Он умирает, – это ясно и для него самого, и для всех окружающих. И не как пророк он умирает. Опять перед нами прежний Толстой, – ничего еще окончательно не нашедший, все еще ищущий.
– А мужики-то, мужики-то как умирают, – жалостно говорит он. – Как видно, мне в грехах придется умирать…
И перед самою смертью шепчет про себя:
– Не понимаю, что мне делать!
Последние слова Гете были: «побольше света!». Последние слова Виктора Гюго были тоже какие-то очень хорошие, – не помню, какие. Последние слова Толстого: «не понимаю!». И пускай. В своем роде эти слова еще прекраснее, чем самые возвышенные изречения.

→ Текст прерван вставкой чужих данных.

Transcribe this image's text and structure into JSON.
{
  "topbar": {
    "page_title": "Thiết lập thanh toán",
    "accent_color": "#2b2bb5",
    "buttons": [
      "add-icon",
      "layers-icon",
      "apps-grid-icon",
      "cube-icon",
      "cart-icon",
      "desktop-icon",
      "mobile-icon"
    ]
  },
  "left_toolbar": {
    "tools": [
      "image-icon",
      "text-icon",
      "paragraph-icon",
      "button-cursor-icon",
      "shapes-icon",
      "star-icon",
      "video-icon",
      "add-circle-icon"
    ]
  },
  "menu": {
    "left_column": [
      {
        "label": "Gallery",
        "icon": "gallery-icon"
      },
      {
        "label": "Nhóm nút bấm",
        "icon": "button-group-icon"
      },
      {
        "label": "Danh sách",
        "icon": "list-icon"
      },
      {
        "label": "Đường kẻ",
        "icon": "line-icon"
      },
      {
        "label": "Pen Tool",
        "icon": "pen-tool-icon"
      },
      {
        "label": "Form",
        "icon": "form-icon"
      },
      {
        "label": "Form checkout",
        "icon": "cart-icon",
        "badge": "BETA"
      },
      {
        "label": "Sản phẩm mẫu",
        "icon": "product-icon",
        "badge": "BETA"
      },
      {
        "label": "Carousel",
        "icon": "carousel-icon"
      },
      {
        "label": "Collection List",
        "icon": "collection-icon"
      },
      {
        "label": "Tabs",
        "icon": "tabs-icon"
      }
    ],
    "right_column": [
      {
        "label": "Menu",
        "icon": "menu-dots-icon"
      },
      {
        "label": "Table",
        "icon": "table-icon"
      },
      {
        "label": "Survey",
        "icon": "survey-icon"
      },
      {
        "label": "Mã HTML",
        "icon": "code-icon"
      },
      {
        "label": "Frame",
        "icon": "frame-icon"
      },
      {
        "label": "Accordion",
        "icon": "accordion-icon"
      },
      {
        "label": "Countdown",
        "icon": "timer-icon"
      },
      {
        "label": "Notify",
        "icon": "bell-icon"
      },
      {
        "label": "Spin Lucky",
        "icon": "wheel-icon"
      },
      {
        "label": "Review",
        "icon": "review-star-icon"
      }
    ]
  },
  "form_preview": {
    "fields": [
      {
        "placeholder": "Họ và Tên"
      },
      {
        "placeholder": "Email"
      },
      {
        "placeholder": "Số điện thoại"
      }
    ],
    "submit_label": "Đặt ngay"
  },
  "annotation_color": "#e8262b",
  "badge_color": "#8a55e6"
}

Толстой не был пророком, не был святым. Но он был чем-то, что не менее важно для жизни. Он был страстным, безоглядным искателем, человеком, «взыскующим града». И был он еще художником, сумевшим собственную свою жизнь сделать одним из самых прекрасных своих произведений. И благодарение судьбе, что она дала ему возможность своим уходом внести последний, заключительный штрих в это художественное произведение жизни. Толстой умер не в прочно-оседлом яснополянском обиталище, он умер в пути, на глухом полустанке. Но через этот полустанок, ярко блестя рельсами, уходит вдаль бесконечная дорога…
См. В. Вересаев. «Живая жизнь». Ч. I. О Достоевском и Льве Толстом.